6. I wish I hired an arms-length property inspector
Two big mistakes for home buyers happen with property inspections. Either the buyer foregoes the inspection to save a few hundred bucks on a purchase, or they “hire” Uncle Bob to “inspect” the house.
Here’s the trouble those buyers wish they could have avoided. Those who got no inspection sometimes got nasty surprises with big price tags attached to them. An inspection would have warned them about that. (And for only a few hundred dollars. Worth it.)
Those who got Uncle Bob to look at the house because he’s a plumber (so knows things about houses) and because he’s family (and so does it for free), often find two things happen. First, Uncle Bob may know plumbing better than anyone, but he knows diddly about structural, electrical systems and heating, so he missed something. Again, the new homeowner is the one who will have to pay for his mistake, which can thousands of dollars.

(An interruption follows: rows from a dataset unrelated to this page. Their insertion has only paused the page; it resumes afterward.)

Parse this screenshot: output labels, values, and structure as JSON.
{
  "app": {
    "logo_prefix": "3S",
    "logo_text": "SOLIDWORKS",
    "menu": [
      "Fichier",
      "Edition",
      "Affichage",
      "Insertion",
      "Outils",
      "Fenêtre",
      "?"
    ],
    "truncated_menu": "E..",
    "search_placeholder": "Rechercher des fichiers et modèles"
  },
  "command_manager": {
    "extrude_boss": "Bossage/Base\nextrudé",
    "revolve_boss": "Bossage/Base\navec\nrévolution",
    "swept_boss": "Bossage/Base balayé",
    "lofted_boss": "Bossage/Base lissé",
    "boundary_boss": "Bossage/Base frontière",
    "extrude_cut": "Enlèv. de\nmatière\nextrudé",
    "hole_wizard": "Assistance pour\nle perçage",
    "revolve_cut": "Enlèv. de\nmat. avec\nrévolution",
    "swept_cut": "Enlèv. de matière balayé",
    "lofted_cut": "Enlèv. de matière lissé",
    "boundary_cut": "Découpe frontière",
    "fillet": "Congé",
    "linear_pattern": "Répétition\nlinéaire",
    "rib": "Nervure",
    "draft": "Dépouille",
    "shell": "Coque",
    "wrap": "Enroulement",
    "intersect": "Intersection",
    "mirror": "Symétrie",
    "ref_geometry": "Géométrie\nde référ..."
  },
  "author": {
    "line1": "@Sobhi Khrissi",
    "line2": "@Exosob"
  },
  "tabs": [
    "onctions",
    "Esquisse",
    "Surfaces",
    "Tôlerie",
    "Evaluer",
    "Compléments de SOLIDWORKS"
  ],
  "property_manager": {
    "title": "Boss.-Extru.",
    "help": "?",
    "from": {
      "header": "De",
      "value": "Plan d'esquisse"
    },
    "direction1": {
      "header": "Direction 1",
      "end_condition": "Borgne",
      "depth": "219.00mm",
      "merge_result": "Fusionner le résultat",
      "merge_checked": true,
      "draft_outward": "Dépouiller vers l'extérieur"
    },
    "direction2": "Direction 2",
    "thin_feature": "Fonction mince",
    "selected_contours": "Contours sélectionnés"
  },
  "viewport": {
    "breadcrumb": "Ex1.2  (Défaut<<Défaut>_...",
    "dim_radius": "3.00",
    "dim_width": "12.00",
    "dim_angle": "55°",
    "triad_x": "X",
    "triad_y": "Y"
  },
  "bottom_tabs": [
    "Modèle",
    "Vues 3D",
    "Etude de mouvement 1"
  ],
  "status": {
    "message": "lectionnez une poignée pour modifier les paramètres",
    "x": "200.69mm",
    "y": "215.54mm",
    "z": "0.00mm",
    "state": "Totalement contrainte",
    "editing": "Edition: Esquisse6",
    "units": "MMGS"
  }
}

Uncle Bob is not insured with Errors and Omissions Insurance or bonded, so there’s no way to file a claim against that professional, insured inspection agency. You just eat it. Hopefully you can afford to do that – after all, you saved hundreds of dollars in inspection fees.
The second thing that happens is that those family get-togethers now feel a little more awkward.
All of this is easy to avoid. Hire a professional, certified home inspector.
7. I wish I followed my brain instead of my heart
The biggest mistake when deciding on location, many buyers will tell you, is that they followed their heart and not their brain. City folk thought the idea of living in the country sounded romantic, so they went ahead and bought it without thinking through all the pesky details (like added costs of commuting, septic tank maintenance, well water testing and maintenance).
Sometimes people move to be close to where they work. (Here’s why that’s a bad idea.)
Other times people move to be close to someone they love. One client of mine purchased a home in another town to be close to a sibling. One year later, that sibling’s circumstances led them to move away, and my client was now living in a house and in a town where their only connection and reason for living there had left. That exciting move to be near family ended up being the worst and most expensive thing that could have happened.
The bottom line, when you’re looking to buy a home, is to involve a knowledgeable real estate professional. Yes, from the beginning. You are not “bothering” an agent by asking to see houses … they WANT to help you! Then involve others along the way. Home buying is a team endeavour. Assembling a team of the right people and in the right way will save you a lot of pain and time and money and hassle.